Prescription is interrupted when the debtor acknowledges the right of the person against whom he had commenced to prescribe. La. C.C. art. 3464. Acknowledgment sufficient to interrupt prescription may be made by partial payment, by payment of interest, by pledge, or in other ways, and it may be implicit or inferred from the facts and circumstances. Flowers v. U.S. Fidelity & Guaranty Co., (on rehearing) 381 So.2d 378, 382 (La. 1979).

As a general rule, an insurer's payment under the med-pay provisions of an insurance policy that is due irrespective of defendant's liability in tort, does not interrupt the course of prescription tolling against the tort claim. Titus v. IHOP Restaurant, Inc., 2009-951 (La. 12/1/09), 25 So.3d 761, 766.

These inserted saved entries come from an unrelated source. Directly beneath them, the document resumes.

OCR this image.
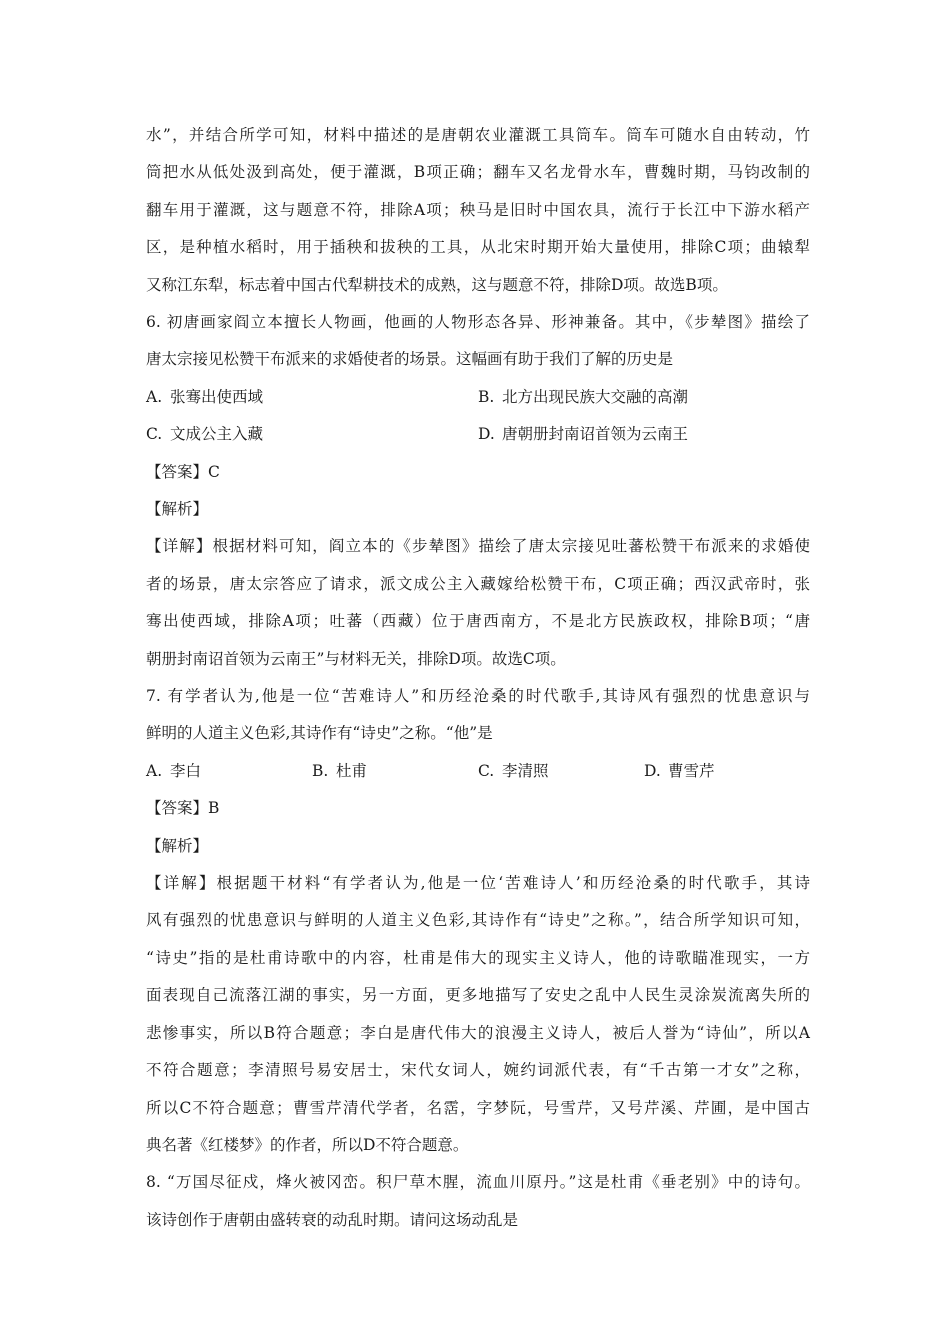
水”，并结合所学可知，材料中描述的是唐朝农业灌溉工具筒车。筒车可随水自由转动，竹

筒把水从低处汲到高处，便于灌溉，B项正确；翻车又名龙骨水车，曹魏时期，马钧改制的

翻车用于灌溉，这与题意不符，排除A项；秧马是旧时中国农具，流行于长江中下游水稻产

区，是种植水稻时，用于插秧和拔秧的工具，从北宋时期开始大量使用，排除C项；曲辕犁

又称江东犁，标志着中国古代犁耕技术的成熟，这与题意不符，排除D项。故选B项。

6. 初唐画家阎立本擅长人物画，他画的人物形态各异、形神兼备。其中，《步辇图》描绘了

唐太宗接见松赞干布派来的求婚使者的场景。这幅画有助于我们了解的历史是

A. 张骞出使西域	B. 北方出现民族大交融的高潮
C. 文成公主入藏	D. 唐朝册封南诏首领为云南王
【答案】C
【解析】

【详解】根据材料可知，阎立本的《步辇图》描绘了唐太宗接见吐蕃松赞干布派来的求婚使

者的场景，唐太宗答应了请求，派文成公主入藏嫁给松赞干布，C项正确；西汉武帝时，张

骞出使西域，排除A项；吐蕃（西藏）位于唐西南方，不是北方民族政权，排除B项；“唐

朝册封南诏首领为云南王”与材料无关，排除D项。故选C项。

7. 有学者认为,他是一位“苦难诗人”和历经沧桑的时代歌手,其诗风有强烈的忧患意识与

鲜明的人道主义色彩,其诗作有“诗史”之称。“他”是

A. 李白	B. 杜甫	C. 李清照	D. 曹雪芹
【答案】B
【解析】

【详解】根据题干材料“有学者认为,他是一位‘苦难诗人’和历经沧桑的时代歌手，其诗

风有强烈的忧患意识与鲜明的人道主义色彩,其诗作有“诗史”之称。”，结合所学知识可知，

“诗史”指的是杜甫诗歌中的内容，杜甫是伟大的现实主义诗人，他的诗歌瞄准现实，一方

面表现自己流落江湖的事实，另一方面，更多地描写了安史之乱中人民生灵涂炭流离失所的

悲惨事实，所以B符合题意；李白是唐代伟大的浪漫主义诗人，被后人誉为“诗仙”，所以A

不符合题意；李清照号易安居士，宋代女词人，婉约词派代表，有“千古第一才女”之称，

所以C不符合题意；曹雪芹清代学者，名霑，字梦阮，号雪芹，又号芹溪、芹圃，是中国古

典名著《红楼梦》的作者，所以D不符合题意。

8. “万国尽征戍，烽火被冈峦。积尸草木腥，流血川原丹。”这是杜甫《垂老别》中的诗句。

该诗创作于唐朝由盛转衰的动乱时期。请问这场动乱是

In this case, the letter from State Farm to Hartford states, in pertinent part:

Previously we wrote to let you know our investigation indicates your insured is responsible for this claim and we are seeking recovery from you. We forwarded documentation supporting our subrogation demand and have allowed time for you to investigate and reply. To date, we have not received a response from you. Based on the assessment of liability between the parties, State Farm Mutual Automobile Insurance Company is seeking 100% of the Total Claim Amount listed above. The amount payable to State Farm Mutual Automobile Insurance Company for this loss is $3,499.00.

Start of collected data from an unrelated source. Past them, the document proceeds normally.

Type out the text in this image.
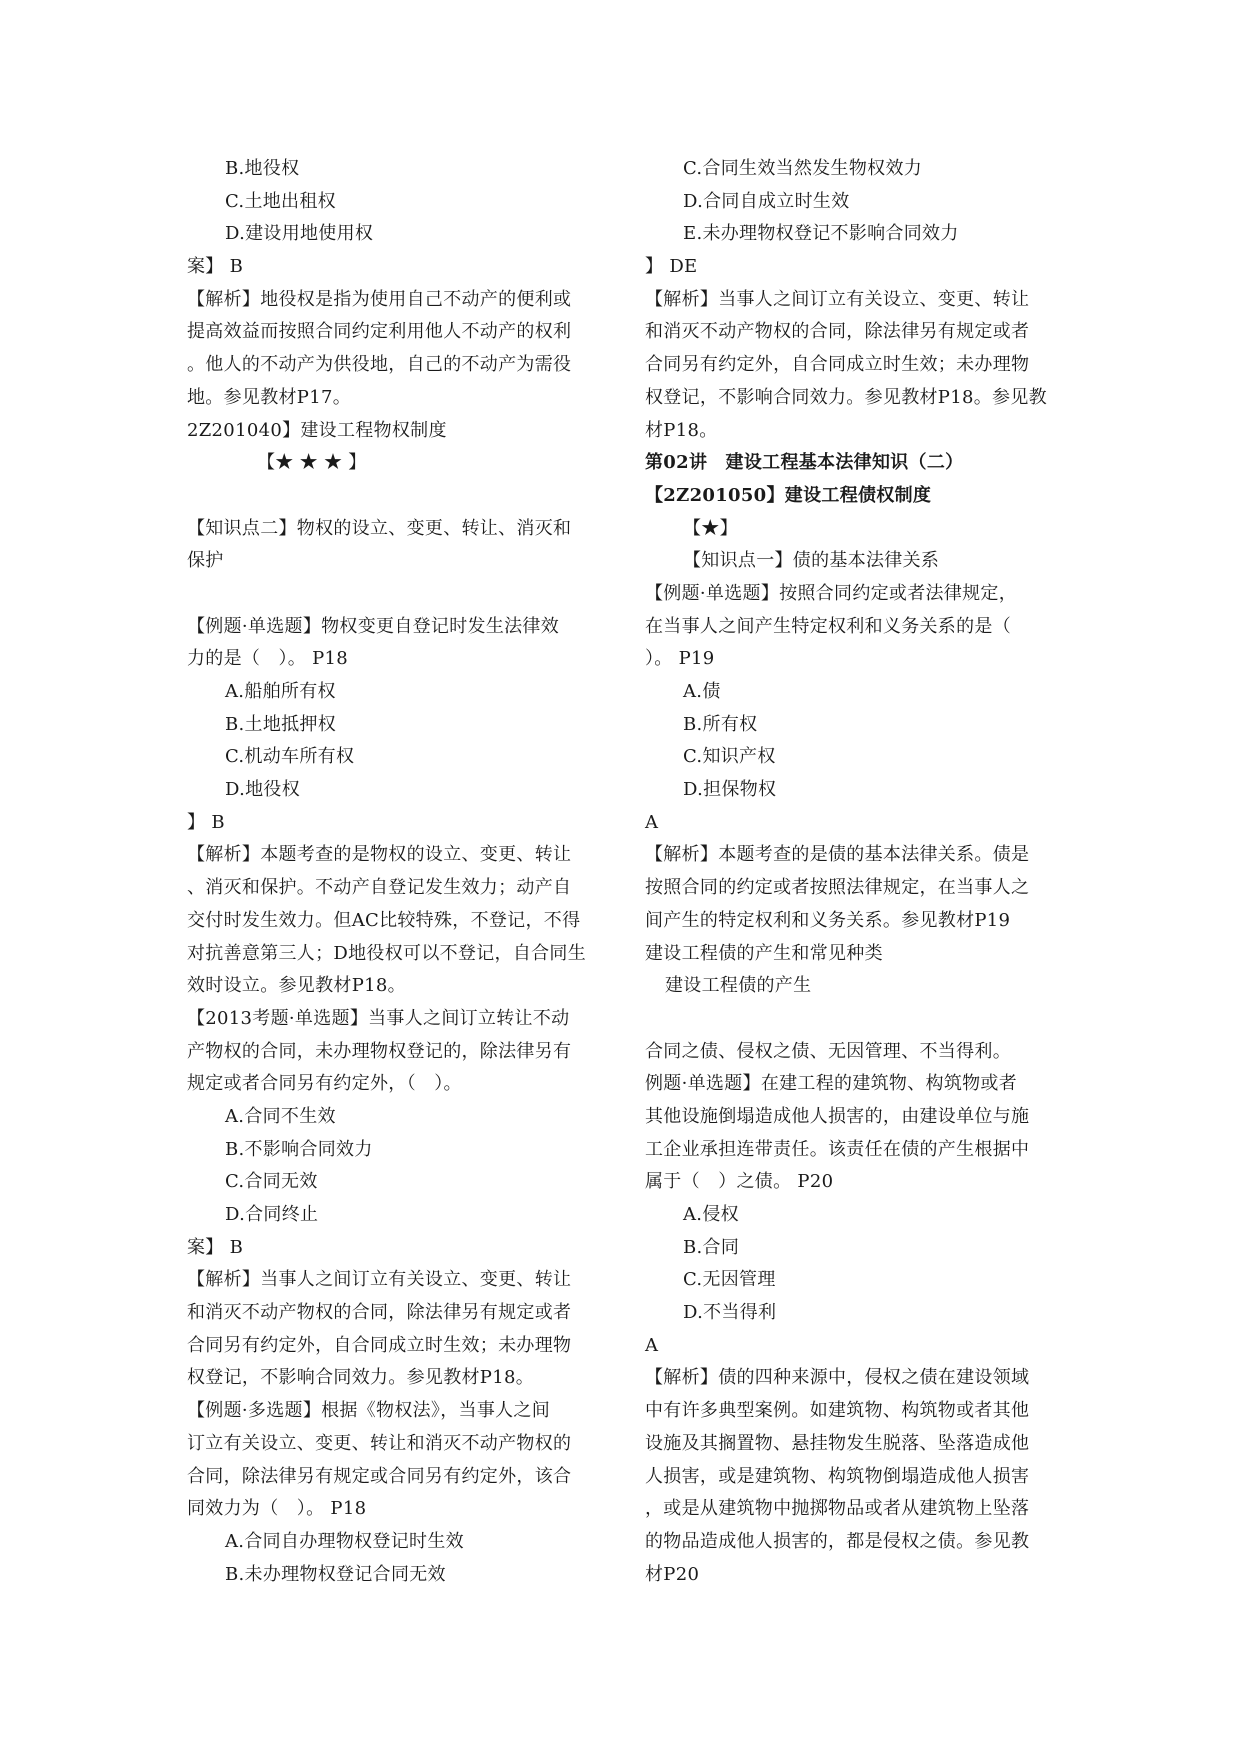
B.地役权
C.土地出租权
D.建设用地使用权
案】 B
【解析】地役权是指为使用自己不动产的便利或
提高效益而按照合同约定利用他人不动产的权利
。他人的不动产为供役地，自己的不动产为需役
地。参见教材P17。
2Z201040】建设工程物权制度
【★ ★ ★ 】
【知识点二】物权的设立、变更、转让、消灭和
保护
【例题·单选题】物权变更自登记时发生法律效
力的是（　）。 P18
A.船舶所有权
B.土地抵押权
C.机动车所有权
D.地役权
】 B
【解析】本题考查的是物权的设立、变更、转让
、消灭和保护。不动产自登记发生效力；动产自
交付时发生效力。但AC比较特殊，不登记，不得
对抗善意第三人；D地役权可以不登记，自合同生
效时设立。参见教材P18。
【2013考题·单选题】当事人之间订立转让不动
产物权的合同，未办理物权登记的，除法律另有
规定或者合同另有约定外，（　）。
A.合同不生效
B.不影响合同效力
C.合同无效
D.合同终止
案】 B
【解析】当事人之间订立有关设立、变更、转让
和消灭不动产物权的合同，除法律另有规定或者
合同另有约定外，自合同成立时生效；未办理物
权登记，不影响合同效力。参见教材P18。
【例题·多选题】根据《物权法》，当事人之间
订立有关设立、变更、转让和消灭不动产物权的
合同，除法律另有规定或合同另有约定外，该合
同效力为（　）。 P18
A.合同自办理物权登记时生效
B.未办理物权登记合同无效
C.合同生效当然发生物权效力
D.合同自成立时生效
E.未办理物权登记不影响合同效力
】 DE
【解析】当事人之间订立有关设立、变更、转让
和消灭不动产物权的合同，除法律另有规定或者
合同另有约定外，自合同成立时生效；未办理物
权登记，不影响合同效力。参见教材P18。参见教
材P18。
第02讲　建设工程基本法律知识（二）
【2Z201050】建设工程债权制度
【★】
【知识点一】债的基本法律关系
【例题·单选题】按照合同约定或者法律规定，
在当事人之间产生特定权利和义务关系的是（
）。 P19
A.债
B.所有权
C.知识产权
D.担保物权
A
【解析】本题考查的是债的基本法律关系。债是
按照合同的约定或者按照法律规定，在当事人之
间产生的特定权利和义务关系。参见教材P19
建设工程债的产生和常见种类
建设工程债的产生
合同之债、侵权之债、无因管理、不当得利。
例题·单选题】在建工程的建筑物、构筑物或者
其他设施倒塌造成他人损害的，由建设单位与施
工企业承担连带责任。该责任在债的产生根据中
属于（　）之债。 P20
A.侵权
B.合同
C.无因管理
D.不当得利
A
【解析】债的四种来源中，侵权之债在建设领域
中有许多典型案例。如建筑物、构筑物或者其他
设施及其搁置物、悬挂物发生脱落、坠落造成他
人损害，或是建筑物、构筑物倒塌造成他人损害
，或是从建筑物中抛掷物品或者从建筑物上坠落
的物品造成他人损害的，都是侵权之债。参见教
材P20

The June 10, 2013 letter from State Farm to Hartford does not make any statements or admissions that State Farm would be liable to Mr. Rockenbaugh for any further payment on his claim. It merely states that State Farm had made medical payments, which it was obligated to make under its medical payments policy regardless of fault, and that State Farm believed that Hartford was responsible to reimburse it for those medical payments. Thus, we find no manifest error in the trial court's determination that the letter does not serve as an acknowledgment of debt.1

CONCLUSION

For the foregoing reasons, the trial court judgment sustaining State Farm's objection raising the exception of prescription and dismissing the suit with prejudice, dated August 10, 2015, is affirmed. Costs of this appeal are assessed against Stephen Rockenbaugh.

AFFIRMED.

FootNotes


1. As we have found no acknowledgment of debt, we need not address the solidary obligor arguments made by the parties.